Before I awoke this morning I decided that today would be a good day. I had a slight setback after realizing that the thing that has been ailing me for days is all over the internet. After a brief breakdown, a ton of woe is me moments, and twenty seven minutes of watching Law of Attraction videos on break ups I decided to just avoid Facebook, Twitter, and Instagram. Tumblr is safe. Thank God Tumblr is safe.

Someone I follow on Tumblr most be going through a break up. I’ve had to stop myself from reblogging their posts a million times. I don’t want to be that girl. I hate sad Adrien. Honestly sad Adrien must die. Or move to Kivalina. Anyways, The kid and I went house shopping which was actually a pretty good experience even though he is an entitled rich kid from Beverly Hills in his head. He even suggested that he should get the Master Suite at one house before I gave him the child what look.

I fell in love with a home, almost signed a contract to pay way more than I was comfortable with, then I woke up. I refuse to make emotional decisions based on the fact that my heart is broken. I refuse to be that girl.

I realize now more than ever that I am surrounded by the most loving warrior women in the entire world right here in my little corner of Tampa. They have surrounded, supported, and pushed me in all the right directions over the past couple of days. I could not be more grateful. Particularly when it comes to my mom. Her strength often astounds me, #momgoal to be as good as she is to my child when he becomes an adult.

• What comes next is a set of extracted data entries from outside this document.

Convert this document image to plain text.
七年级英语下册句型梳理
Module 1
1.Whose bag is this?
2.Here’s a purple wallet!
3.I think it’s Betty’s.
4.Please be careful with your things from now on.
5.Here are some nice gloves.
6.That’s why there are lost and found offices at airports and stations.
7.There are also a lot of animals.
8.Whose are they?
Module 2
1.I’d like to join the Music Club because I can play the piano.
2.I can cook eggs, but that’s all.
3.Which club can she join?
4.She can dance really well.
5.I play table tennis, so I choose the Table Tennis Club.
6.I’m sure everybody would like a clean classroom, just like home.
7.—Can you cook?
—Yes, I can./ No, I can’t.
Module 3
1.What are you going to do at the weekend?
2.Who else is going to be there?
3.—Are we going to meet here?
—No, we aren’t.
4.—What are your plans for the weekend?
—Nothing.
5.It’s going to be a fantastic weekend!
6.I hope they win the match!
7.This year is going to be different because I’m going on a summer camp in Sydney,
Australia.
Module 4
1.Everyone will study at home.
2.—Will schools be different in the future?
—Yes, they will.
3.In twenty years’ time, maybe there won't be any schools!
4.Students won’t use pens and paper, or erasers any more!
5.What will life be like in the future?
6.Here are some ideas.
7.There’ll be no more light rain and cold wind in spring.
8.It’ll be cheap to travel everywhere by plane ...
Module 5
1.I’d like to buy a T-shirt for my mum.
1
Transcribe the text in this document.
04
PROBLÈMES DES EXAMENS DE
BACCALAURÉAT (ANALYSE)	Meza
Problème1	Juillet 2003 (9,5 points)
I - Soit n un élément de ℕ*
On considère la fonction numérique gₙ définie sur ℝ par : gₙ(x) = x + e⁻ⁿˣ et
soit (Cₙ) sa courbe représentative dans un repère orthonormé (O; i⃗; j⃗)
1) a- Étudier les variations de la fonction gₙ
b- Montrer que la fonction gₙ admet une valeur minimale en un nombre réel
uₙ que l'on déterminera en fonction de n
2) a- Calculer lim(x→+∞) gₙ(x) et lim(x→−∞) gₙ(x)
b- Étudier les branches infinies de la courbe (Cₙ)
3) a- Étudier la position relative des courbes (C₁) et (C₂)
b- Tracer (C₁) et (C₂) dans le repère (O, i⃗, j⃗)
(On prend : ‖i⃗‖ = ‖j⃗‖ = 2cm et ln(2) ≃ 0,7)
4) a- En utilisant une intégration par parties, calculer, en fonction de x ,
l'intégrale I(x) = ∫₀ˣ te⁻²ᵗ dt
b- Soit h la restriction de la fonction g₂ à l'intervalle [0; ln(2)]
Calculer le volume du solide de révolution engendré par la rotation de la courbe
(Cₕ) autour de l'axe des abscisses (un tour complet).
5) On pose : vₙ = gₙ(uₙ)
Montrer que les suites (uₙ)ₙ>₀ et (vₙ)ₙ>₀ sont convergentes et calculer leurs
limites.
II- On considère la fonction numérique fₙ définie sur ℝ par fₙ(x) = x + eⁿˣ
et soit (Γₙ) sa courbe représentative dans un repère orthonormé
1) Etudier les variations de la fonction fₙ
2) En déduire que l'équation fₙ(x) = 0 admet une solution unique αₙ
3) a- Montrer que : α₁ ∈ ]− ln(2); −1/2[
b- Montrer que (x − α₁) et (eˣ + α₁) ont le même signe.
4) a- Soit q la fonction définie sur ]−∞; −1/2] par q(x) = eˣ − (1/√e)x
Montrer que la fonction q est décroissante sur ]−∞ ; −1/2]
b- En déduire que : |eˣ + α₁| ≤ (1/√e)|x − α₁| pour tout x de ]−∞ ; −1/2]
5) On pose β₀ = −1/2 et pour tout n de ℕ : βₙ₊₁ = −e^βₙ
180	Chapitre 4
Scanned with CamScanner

I spent the middle part of my day talking to a friend that I thought I would lose in the break up. It is common knowledge that whenever people split someone gets to keep the friends, especially if they were their friends before the relationship started. I took a chance that I wouldn’t have normally taken and messaged her letting her know that I wanted to remain friends no matter what. She responded in kind and we spent hours talking about life and love. She reminded me that I needed to reclaim the parts of me that I have lost in this relationship and instructed me to write what I want for my life down. To focus on manifesting these things and to focus on the positive. I couldn’t be more happy to add another warrior woman to my repertoire.

I only cried once today. #progress

I don’t hate her for breaking our engagement. I wish it had been done a different way, I wish I had some say in the matter, I wish she’d never called me about having a serious relationship, but I don’t regret my love. I never want to stop loving the way that I do. I never want to stop being me. I want to always be as awesome as I can be.